Other religions understand God as transcendent, never experiencing the lives they are thought to create. Other gods are seen as expecting the burden of holiness to be carried by feeble humans who are expected to be great. Yet, this week, we Christians are brought face to face with a Savior who knows us, has experienced our lives, in every way he has been like us, even in our request to be excused from the suffering of being human. It is not a sin to ask God to relieve you of this burden, but it is an unreal expectation that God asks us not to do hard things.

For us, the Christian life is not about being perfect, it is about being forgiven. The Christian life is about being in love with God and loving others so that they know God loves them. The Christian life is staying connected to the Vine, Jesus, through the Eucharist, prayer and a life of service, so that we are transformed to be more and more like him, more perfect. It doesn’t mean we will get it right all the time. The Christian life means we accept who we are and what we are in relation to God and love him all the more for the amazing thing that is about to be observed and celebrated this week.

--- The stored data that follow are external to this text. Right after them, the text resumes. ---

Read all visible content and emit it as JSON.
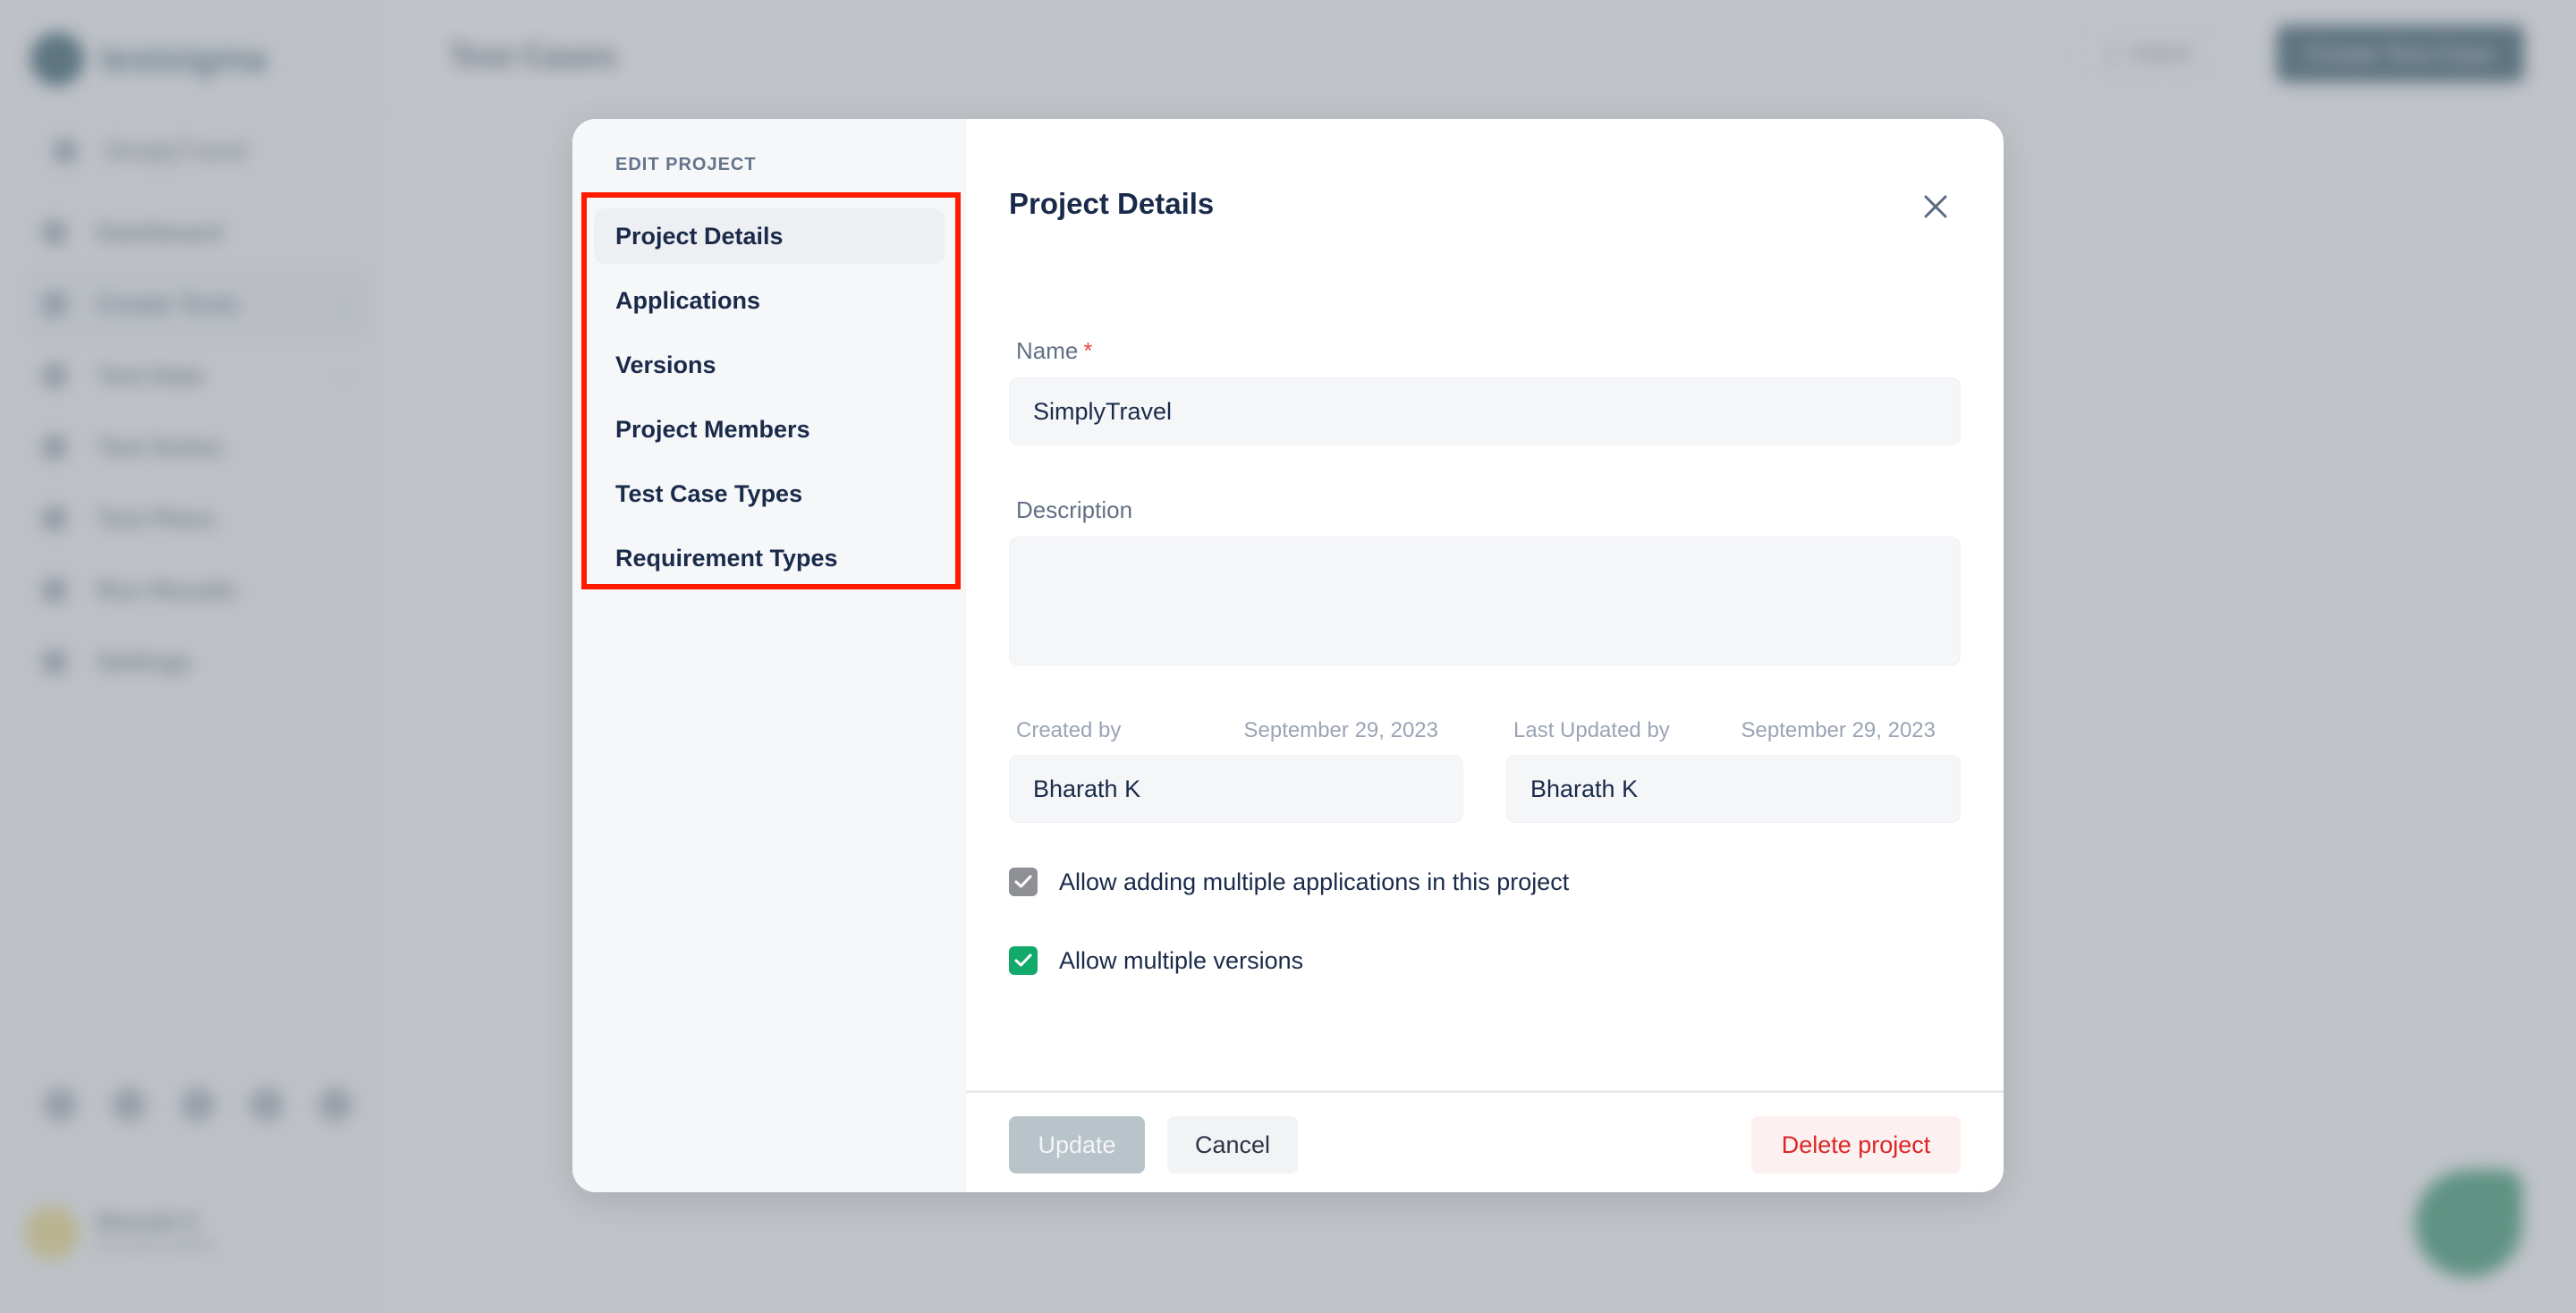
{
  "background": {
    "brand": "testsigma",
    "project_selector": "SimplyTravel",
    "nav": [
      {
        "label": "Dashboard",
        "icon": "dashboard-icon",
        "chevron": false
      },
      {
        "label": "Create Tests",
        "icon": "pen-icon",
        "chevron": true,
        "active": true
      },
      {
        "label": "Test Data",
        "icon": "table-icon",
        "chevron": true
      },
      {
        "label": "Test Suites",
        "icon": "suite-icon",
        "chevron": false
      },
      {
        "label": "Test Plans",
        "icon": "plan-icon",
        "chevron": false
      },
      {
        "label": "Run Results",
        "icon": "results-icon",
        "chevron": false
      },
      {
        "label": "Settings",
        "icon": "gear-icon",
        "chevron": false
      }
    ],
    "user": {
      "name": "Bharath K",
      "subtitle": "Account Admin"
    },
    "page_title": "Test Cases",
    "import_label": "Import",
    "create_label": "Create Test Case"
  },
  "modal": {
    "sidebar_title": "EDIT PROJECT",
    "nav": [
      {
        "label": "Project Details",
        "active": true
      },
      {
        "label": "Applications"
      },
      {
        "label": "Versions"
      },
      {
        "label": "Project Members"
      },
      {
        "label": "Test Case Types"
      },
      {
        "label": "Requirement Types"
      }
    ],
    "title": "Project Details",
    "name_label": "Name",
    "name_required": "*",
    "name_value": "SimplyTravel",
    "description_label": "Description",
    "description_value": "",
    "created_by_label": "Created by",
    "created_date": "September 29, 2023",
    "created_by_value": "Bharath K",
    "updated_by_label": "Last Updated by",
    "updated_date": "September 29, 2023",
    "updated_by_value": "Bharath K",
    "checkboxes": [
      {
        "label": "Allow adding multiple applications in this project",
        "checked": true,
        "disabled": true
      },
      {
        "label": "Allow multiple versions",
        "checked": true,
        "disabled": false
      }
    ],
    "update_label": "Update",
    "cancel_label": "Cancel",
    "delete_label": "Delete project"
  },
  "colors": {
    "accent": "#1c4557",
    "success": "#12a96b",
    "danger": "#dc2626",
    "highlight_box": "#ff1a00"
  }
}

The condescencion of God coming as a human being should give us pause for the audacious act of love that stumped the holy people, stumped the political authorities and still stumps humanity in general. Just read the new, they just don’t get us and the God we serve.

The story of this week, Holy Week, should be consumed with the thought that we are indeed unworthy to approach God, but he loved us so much in our unworthiness that he was willing to die for us; he was willing to provide a way for us to approach him as we recognize and confess our feebleness. That way is the way of Jesus. It is the way of a sacrificial love given to the undeserving because of who God is, not because of who we are. Can we let that wash over us like a shower of God’s love? Amen.